In an ideal world, we would each have the freedom to explore our passions, to figure out the kind of person we really are, and then strive to become that person. This basic principle, containing hints of the American ideal of the pursuit of happiness, might have been the foundation of Henrik Ibsen's A Doll's House, a play written more than 100 years ago, but its continuing relevance to contemporary society remains stronger than ever.
The titular "woman" in Claire Messud's new novel, The Woman Upstairs, is even named after the play's iconic heroine, Nora. Our contemporary Nora (Eldridge) is not married however and, at forty-one, is an angry, bitter woman reflecting on her years as an elementary teacher at Appleton Elementary School in Cambridge, Massachusetts.
As a child, Nora dreamed of becoming an artist, not a teacher. Nora's mother, who chose to be a stay-at-home mom, thereby depending on her husband for life's most basic needs, refused to let her daughter fall into a similar trap. "You need to have your own life, earn your own money, so you're not scrounging around like a beggar, trying to put ten dollars together for your kids' Christmas presents. Leaching off your father's or your husband's pathetic paycheck. Never. Never. Promise me?" Nora's mother asks of her. And promise, Nora does. She sweeps aside her ambition to follow a potential career in art, choosing instead, a job that offers a steady paycheck. So Nora becomes an elementary school teacher stuck in a somewhat repetitive and mundane existence.
Into this predictable life sweep the Shahids the Italian artist Sirena, her Lebanese professor husband Skandar, on a fellowship at Harvard, and their son, Reza who is a new student in Nora's third grade class. Nora becomes friends with the mother Sirena first and eventually becomes close to all the members of this gorgeous and vital family. Sirena, an installation artist, decides to continue working on her art in Cambridge and invites Nora to share a studio rental. So opens a door for Nora to maybe, at last realize her long-shelved ambitions. While Sirena works on a massive art project that is to be showcased in Paris, Nora labors away at miniature dollhouses that are supposed to be replicas of famous authors' houses. As Nora works on her art, she worries that her worst suspicions about the quality of her art will be realized that it is pedantic and lacking in imagination, especially when contrasted against Sirena's work. Yet Sirena and Skandar both value and appreciate Nora's work so much that the elementary school teacher begins to believe that her life might yet become the thing that she once hoped for. "It's not right to say that they made me think more highly of myself; perhaps more accurately, that they allowed me to, in their wanting.

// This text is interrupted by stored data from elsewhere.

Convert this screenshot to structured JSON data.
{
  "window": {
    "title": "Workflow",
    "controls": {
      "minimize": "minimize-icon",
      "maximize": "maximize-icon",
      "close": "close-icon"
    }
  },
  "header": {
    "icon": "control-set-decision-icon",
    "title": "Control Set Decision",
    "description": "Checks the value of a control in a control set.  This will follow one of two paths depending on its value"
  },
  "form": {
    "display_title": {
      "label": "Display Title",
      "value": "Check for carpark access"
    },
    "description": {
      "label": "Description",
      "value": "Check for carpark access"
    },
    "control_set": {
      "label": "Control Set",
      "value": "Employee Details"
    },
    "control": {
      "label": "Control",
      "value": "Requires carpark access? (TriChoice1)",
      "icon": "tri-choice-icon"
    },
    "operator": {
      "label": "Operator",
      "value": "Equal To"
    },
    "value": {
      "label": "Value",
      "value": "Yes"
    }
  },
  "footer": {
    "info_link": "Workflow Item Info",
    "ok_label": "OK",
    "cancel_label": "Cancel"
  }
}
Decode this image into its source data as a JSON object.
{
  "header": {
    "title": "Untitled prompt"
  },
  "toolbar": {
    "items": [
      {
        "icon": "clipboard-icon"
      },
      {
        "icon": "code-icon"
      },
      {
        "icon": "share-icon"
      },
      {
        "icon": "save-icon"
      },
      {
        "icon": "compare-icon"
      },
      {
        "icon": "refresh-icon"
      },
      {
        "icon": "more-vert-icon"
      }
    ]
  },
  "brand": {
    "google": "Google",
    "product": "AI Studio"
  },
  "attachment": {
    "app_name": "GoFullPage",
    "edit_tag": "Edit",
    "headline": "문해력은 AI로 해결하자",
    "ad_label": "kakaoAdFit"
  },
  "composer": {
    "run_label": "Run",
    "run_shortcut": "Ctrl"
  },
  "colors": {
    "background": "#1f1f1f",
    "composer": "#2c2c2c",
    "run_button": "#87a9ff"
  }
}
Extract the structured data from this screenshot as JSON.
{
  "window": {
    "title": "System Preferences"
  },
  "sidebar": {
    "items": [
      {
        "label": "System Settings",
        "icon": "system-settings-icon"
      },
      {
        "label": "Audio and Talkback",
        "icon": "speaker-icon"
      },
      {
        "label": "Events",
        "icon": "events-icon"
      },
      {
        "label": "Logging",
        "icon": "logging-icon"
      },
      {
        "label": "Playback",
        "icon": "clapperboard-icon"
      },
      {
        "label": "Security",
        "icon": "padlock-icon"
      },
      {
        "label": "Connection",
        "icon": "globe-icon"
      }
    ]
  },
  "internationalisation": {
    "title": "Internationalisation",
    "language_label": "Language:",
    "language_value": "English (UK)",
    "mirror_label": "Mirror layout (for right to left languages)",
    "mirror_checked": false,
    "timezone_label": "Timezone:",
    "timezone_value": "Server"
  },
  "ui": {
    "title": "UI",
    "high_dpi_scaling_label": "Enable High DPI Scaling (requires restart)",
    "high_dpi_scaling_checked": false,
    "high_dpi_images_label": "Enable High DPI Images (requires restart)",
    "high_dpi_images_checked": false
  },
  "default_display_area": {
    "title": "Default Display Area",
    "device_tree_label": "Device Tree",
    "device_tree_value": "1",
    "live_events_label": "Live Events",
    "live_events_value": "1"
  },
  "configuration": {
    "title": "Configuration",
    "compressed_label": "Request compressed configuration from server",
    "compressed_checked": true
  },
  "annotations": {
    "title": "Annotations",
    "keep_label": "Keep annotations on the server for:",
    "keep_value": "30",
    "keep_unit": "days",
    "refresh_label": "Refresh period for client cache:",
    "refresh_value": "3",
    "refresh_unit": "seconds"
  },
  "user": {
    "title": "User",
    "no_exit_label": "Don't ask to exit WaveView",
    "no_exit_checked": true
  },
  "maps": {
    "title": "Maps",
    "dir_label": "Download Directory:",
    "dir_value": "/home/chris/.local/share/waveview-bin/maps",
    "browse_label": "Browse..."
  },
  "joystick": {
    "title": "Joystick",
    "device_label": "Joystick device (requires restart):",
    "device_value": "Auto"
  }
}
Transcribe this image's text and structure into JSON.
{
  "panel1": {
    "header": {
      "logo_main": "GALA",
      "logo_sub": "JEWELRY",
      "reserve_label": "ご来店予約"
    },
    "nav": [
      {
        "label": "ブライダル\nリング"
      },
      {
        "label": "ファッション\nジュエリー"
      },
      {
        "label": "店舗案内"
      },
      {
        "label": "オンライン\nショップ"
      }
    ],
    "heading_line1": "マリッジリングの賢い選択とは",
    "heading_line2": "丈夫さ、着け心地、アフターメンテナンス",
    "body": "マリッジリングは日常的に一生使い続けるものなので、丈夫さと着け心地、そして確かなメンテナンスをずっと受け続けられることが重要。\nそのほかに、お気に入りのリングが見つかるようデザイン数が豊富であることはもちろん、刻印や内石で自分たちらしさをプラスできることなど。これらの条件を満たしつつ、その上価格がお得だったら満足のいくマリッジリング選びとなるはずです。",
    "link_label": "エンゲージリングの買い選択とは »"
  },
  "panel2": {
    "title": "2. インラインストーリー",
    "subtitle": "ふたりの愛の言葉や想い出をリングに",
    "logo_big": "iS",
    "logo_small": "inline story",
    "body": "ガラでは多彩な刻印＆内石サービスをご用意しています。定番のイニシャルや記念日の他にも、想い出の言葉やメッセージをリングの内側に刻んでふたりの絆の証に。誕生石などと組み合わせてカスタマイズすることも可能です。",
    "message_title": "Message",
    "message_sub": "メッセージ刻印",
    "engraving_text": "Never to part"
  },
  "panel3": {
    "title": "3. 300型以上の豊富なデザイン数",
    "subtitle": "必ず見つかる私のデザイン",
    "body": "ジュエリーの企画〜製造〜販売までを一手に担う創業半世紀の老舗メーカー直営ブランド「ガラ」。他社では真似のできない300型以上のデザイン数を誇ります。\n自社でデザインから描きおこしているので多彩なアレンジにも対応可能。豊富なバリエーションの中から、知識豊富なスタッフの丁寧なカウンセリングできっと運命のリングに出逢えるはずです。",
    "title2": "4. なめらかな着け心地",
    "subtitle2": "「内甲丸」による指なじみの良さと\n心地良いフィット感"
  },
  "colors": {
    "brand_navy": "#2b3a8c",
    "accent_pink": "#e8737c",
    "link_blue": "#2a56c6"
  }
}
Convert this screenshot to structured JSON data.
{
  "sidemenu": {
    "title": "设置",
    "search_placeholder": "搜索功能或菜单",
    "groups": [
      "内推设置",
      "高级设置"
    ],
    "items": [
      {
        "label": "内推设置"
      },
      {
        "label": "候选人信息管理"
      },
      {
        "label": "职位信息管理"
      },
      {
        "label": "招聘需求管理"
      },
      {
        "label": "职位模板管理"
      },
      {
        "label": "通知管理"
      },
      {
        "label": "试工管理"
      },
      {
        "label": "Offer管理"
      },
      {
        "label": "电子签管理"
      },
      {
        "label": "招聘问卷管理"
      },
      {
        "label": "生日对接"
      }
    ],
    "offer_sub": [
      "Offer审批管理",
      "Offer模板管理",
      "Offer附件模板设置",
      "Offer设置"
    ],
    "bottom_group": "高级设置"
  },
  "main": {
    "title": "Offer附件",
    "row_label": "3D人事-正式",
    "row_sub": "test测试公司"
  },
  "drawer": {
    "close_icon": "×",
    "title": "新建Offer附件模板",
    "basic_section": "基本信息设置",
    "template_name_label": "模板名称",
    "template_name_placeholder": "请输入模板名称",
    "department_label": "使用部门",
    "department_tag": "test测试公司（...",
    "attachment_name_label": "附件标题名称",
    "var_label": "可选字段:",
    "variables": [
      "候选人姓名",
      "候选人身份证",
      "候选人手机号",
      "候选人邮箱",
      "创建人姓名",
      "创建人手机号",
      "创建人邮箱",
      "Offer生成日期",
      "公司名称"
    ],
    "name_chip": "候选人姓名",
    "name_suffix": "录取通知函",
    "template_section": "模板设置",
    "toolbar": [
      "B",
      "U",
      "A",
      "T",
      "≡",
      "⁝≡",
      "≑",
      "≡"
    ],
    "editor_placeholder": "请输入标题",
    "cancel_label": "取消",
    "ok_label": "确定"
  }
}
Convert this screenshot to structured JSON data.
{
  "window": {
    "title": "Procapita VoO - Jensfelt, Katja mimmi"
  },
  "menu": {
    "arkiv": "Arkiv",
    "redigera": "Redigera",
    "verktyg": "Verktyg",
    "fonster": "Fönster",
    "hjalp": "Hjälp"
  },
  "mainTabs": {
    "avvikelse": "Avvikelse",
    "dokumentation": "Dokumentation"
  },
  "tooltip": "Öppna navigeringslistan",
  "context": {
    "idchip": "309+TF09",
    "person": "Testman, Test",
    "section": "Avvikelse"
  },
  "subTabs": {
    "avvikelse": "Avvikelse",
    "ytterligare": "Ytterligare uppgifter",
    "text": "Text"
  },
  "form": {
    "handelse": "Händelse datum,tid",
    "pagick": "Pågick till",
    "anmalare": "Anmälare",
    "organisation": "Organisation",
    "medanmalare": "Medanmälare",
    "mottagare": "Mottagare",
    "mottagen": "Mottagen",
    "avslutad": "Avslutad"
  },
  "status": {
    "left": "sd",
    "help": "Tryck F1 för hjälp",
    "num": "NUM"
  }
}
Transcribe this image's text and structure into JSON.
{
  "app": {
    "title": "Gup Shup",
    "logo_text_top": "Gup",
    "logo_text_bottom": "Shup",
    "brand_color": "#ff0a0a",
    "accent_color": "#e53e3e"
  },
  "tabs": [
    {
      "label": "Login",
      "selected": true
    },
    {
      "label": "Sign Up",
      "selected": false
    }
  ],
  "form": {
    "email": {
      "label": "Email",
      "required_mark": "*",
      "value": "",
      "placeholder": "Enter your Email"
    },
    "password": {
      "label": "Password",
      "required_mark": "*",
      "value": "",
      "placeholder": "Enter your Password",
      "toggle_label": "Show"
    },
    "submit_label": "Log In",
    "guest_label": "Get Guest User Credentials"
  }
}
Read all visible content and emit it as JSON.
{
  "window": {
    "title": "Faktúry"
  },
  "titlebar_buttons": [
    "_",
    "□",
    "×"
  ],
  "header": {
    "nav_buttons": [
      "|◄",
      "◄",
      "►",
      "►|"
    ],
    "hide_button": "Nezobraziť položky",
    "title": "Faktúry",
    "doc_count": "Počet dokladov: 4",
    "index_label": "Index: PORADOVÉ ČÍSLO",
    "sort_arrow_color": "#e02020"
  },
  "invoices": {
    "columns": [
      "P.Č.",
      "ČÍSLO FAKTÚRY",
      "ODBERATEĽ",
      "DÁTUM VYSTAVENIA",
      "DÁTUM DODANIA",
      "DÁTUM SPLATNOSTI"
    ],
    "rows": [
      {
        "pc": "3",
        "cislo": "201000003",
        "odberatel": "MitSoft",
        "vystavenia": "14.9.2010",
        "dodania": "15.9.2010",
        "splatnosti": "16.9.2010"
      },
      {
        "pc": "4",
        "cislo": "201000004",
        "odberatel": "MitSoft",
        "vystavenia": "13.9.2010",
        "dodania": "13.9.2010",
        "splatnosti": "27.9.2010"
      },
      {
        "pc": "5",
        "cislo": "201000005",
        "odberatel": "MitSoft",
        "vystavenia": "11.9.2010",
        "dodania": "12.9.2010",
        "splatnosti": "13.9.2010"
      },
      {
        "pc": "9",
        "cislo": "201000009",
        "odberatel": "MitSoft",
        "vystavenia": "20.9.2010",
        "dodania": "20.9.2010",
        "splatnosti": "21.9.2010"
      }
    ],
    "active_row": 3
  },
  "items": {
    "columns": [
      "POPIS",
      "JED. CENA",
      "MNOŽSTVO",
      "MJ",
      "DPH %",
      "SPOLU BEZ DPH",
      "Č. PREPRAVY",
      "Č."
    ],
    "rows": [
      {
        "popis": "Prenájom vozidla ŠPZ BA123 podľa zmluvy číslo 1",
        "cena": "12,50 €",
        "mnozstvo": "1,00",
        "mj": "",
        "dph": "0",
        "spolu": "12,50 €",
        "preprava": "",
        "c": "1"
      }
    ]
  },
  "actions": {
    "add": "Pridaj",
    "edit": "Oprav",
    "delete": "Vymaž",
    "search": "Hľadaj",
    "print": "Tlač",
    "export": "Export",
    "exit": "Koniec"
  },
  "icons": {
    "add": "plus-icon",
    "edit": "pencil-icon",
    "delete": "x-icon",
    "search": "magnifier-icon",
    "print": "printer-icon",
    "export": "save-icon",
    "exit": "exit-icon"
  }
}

My lifelong secret certainty of specialness, my precious, hidden specialness, was awakened and fed by them," Nora remembers.
Over the course of a year, Nora's need for validation becomes so all-consuming that her relationship with the Shahids becomes increasingly obsessive and weird. She needs them completely and obsesses over them all the time in what eventually becomes a very unequal relationship. So when one day, the Shahids break off and leave, Nora's world falls apart. The castle in the air that she has been allowing herself to build comes crashing down.
Claire Messud has shown an extraordinary range in all her work and this book is no exception. At times the analogies and metaphors to A Doll's House are too overtly drawn, yet this story is much more than a well-paced, slightly creepy look at one woman's obsession. It helps us step back and take a look at weightier questions: What exactly is art? How much does one have to sacrifice to reach one's life goals? Is such a pursuit even worth it? And what happens when the best you can offer is merely mediocre?
The Woman Upstairs will have you realize again that every person is a product of an extremely complex set of circumstances parental expectations, individual drive, and opportunities lost or gained. This book will speak to almost everyone who discovers that the life we lead now is not quite the one we set out to carve for ourselves. For a brief year with the Shahids, Nora soared with the hope that a life so beyond her grasp might just be within her reach. But when it all comes crashing down, was it worth it to just have that brief ride, or would it have been better to not even have had a glimpse of those tantalizing possibilities?
To the casual observer they might seem like one and the same, but as Nora points out, there's a difference between being independent and being alone. One suggests self-motivation and drive and the other merely a giving in. We all know where we want to stand, but as Nora's example shows, the path to a truly fulfilling life is a rocky road. The path of least resistance is so much easier.